About

R can be used to make basic visual analytics, which can be helpful in understanding the data holistically. Additionally, R can help find correlations between variables and create scatter plots.

Tableau is a tool more tailored for visual analytics, while R is a powerful tool for statistics and other advanced topics in data analytics. In this lab we will explore both capabilities using two earlier sets of data credistrisk and marketing.

Setup

Remember to always set your working directory to the source file location. Go to ‘Session’, scroll down to ‘Set Working Directory’, and click ‘To Source File Location’. Read carefully the below and follow the instructions to complete the tasks and answer any questions. Submit your work to RPubs as detailed in previous notes.

Note

For your assignment you may be using different data sets than what is included here. Always read carefully the instructions on Sakai. Starting with this worksheet, tasks/questions to be completed/answered are highlighted in larger bolded fonts and numbered according to the particular task section.

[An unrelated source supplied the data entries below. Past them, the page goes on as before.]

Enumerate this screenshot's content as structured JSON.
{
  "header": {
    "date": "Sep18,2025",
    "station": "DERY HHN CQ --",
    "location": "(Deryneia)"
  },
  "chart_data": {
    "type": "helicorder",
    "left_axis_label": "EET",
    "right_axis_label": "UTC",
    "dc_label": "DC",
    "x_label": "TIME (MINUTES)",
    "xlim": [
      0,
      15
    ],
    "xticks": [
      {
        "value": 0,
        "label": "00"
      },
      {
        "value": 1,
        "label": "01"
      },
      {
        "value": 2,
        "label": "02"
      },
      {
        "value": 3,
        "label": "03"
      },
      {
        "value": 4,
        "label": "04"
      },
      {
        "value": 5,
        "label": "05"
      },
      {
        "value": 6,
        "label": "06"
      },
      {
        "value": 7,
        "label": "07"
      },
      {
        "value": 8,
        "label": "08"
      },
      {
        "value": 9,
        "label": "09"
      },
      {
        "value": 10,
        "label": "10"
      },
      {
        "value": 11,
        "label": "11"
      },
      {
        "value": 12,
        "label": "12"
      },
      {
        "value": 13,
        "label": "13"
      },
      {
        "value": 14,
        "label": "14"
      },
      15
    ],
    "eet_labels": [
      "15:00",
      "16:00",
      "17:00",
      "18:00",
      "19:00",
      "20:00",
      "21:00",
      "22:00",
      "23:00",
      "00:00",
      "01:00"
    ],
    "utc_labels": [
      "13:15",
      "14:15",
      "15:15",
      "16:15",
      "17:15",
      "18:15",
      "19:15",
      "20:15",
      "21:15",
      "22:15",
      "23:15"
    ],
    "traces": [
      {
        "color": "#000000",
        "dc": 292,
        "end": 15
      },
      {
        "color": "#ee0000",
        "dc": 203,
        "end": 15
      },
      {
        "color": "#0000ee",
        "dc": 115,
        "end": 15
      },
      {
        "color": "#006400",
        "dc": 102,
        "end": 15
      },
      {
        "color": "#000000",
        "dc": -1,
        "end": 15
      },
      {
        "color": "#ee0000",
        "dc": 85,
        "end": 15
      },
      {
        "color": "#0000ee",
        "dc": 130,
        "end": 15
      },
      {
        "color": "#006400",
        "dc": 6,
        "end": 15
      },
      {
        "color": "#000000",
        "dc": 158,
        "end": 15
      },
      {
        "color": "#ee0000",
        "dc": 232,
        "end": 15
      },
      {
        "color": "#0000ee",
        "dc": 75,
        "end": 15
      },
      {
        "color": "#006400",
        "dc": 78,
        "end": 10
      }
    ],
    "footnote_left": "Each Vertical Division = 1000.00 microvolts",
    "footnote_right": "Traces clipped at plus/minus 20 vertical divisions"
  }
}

Task 1: Basic Visual Analytics in R

Read the file marketing.csv and make sure all the columns are captured by checking the first couple rows of the dataset “head(mydata)”

mydata = read.csv("data/marketing.csv")
head(mydata)
##   case_number State sales radio paper  tv pos
## 1           1    IL 11125    65    89 250 1.3
## 2           2    IL 16121    73    55 260 1.6
## 3           3    AZ 16440    74    58 270 1.7
## 4           4    AZ 16876    75    82 270 1.3
## 5           5    IL 13965    69    75 255 1.5
## 6           6    MI 14999    70    71 255 2.1

How to create a bar chart using categorical variable

# Extract the State column from mydata
state = mydata$State
# Create a frequency table to extract the count for each state
state_table = table(state)
# Execute the  command 
barplot(state_table)

1A) Repeat the above bar chart by adding proper labels to X and Y axis. See example below.
# Add labels to plot by replacing the ?? with a proper title
barplot(state_table, xlab= 'State', ylab = 'Frequency' )

How to create a histogram

# Extract the TV column from the data and create a histogram by running the command hist(variable) 
# where variable corresponds to the extracted sales column variable
tv=mydata$tv
hist(tv)

1B) Create a new histogram plot for Sales. Can you find the total cummulative sales from the histogram? Explain your answer
sales=mydata$sales
hist(sales)

One cannot find the total cumulative sales from the histogram because the frequencies are applied to different ranges, instead of specific values. For instance, although we do know that there are three values from the “Sales” column in between the range 12000 - 14000, we do not know the exact numbers. Is the value 12500, 13500, or any number in between the range? There are many possibilities. Therefore, since the values are not specific, we cannot determine an accurate total cumulative sales. In other words, one can find the total number of observations from this observation, but one cannot find the total cumulative sales because the values are not specifically given, but are divided into ranges.

How to create a pie chart

# The command to create a pie chart is pie(variable) where  variable is in reference to the particular column extracted from the file. In this example we define a variable called x. 
x = c(2,3,4,5)
pie(x)

1C) Create a pie chart for variable state
x = c(3, 3, 2, 3, 3, 4, 2)
labels = c("AZ","CA","CO", "FL","IL","MI","MN")
pie(x,labels)

1D) Compare the pie chart to the earlier bar chart. Which one you think is a better comparative representation of the data and why?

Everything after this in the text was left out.